Se levantó y se dirigió hacia la puerta. Pensé que se marchaba, pero se quedó con la frente apoyada en el panel.

—Pudieron haberte matado, Marco —murmuró—. Casi te mataron. Según el médico, otra pulgada a la izquierda y el cuchillo te habría perforado un pulmón. Así que deja de bromear, por favor.

No dije nada en un largo rato. Al fin se acercó para besarme. Tenía las mejillas húmedas.

—Además —añadió—, sería pésima como viuda.

La atraje hacia la cama y le ceñí la cintura con el brazo. Dolía, pero valía la pena.

—¿Agrón dijo cómo lo logró?

—¿Salvarte la vida o traerte a casa?

—Ambas cosas.

—Pasaba por la cervecería para ir a la tienda de Carilo cuando te oyó gritar. Tumbó la puerta a patadas. —Hice una mueca, recordando los cerrojos. Quizá la madera estuviera podrida, pero no lo apostaría. El hombre era fortachón—. Luego te llevó a su herrería y despertó a un par de porteadores vecinos.

—Ajá. ¿Qué pasó con Carilo?

—¡Marco, olvídate de Carilo! ¡No tiene importancia!

—Sí que la tiene. —Cerré los ojos.
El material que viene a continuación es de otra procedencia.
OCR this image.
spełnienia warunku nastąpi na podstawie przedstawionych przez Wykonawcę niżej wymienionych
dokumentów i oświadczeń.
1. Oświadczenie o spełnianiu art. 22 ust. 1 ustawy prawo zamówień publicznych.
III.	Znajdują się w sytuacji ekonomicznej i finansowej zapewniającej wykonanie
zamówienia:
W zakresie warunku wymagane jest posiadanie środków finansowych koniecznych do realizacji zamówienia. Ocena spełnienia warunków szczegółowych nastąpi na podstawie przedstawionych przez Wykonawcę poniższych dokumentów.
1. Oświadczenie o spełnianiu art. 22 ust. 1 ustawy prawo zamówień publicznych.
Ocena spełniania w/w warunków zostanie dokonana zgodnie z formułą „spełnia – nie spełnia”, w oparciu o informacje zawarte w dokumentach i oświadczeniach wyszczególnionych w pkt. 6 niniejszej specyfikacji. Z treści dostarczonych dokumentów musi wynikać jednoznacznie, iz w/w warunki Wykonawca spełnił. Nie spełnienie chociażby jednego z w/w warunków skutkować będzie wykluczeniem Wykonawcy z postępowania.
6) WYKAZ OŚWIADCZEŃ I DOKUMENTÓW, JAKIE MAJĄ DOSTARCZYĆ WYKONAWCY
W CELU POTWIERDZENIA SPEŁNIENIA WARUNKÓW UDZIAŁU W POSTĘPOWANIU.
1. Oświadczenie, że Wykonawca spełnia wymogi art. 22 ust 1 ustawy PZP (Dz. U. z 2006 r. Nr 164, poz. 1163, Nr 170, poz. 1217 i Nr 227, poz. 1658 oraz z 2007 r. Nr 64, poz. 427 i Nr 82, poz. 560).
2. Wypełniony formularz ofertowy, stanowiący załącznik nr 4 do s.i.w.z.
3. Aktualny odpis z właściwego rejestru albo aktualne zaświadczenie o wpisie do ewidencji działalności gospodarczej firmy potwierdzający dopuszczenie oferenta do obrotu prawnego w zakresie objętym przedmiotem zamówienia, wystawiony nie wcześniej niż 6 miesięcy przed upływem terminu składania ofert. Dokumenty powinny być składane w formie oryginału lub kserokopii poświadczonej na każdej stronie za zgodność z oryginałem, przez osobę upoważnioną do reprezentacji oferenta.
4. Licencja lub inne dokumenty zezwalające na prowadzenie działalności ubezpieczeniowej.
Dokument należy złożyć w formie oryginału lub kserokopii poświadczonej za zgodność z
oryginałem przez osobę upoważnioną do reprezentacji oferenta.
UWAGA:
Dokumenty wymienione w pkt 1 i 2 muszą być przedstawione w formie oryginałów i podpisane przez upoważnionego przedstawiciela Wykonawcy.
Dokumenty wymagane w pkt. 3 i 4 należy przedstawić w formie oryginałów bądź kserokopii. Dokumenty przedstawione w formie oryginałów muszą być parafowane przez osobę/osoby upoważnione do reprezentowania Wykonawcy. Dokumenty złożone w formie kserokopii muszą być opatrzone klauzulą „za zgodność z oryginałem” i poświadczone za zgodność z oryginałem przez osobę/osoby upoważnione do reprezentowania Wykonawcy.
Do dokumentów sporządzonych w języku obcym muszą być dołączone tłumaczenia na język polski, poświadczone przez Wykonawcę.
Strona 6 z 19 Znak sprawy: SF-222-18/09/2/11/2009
De pronto me sentía con sueño, e irreal—. Perila, haz algo por mí. Si no estoy despierto cuando regrese Agrón, pídele que revise el apartamento de Carilo. Él no estará allí, pero hay que hacerlo. Luego manda a alguien al gimnasio de Escílax para avisarle.

—Corvino…

—Hazlo, por favor. Avisa a Escílax. —Quizá el médico me hubiera dado algo. Mi boca y mi lengua no funcionaban bien, y no sé si me oyó. Sentí su mano en la mejilla y todo volvió a esfumarse.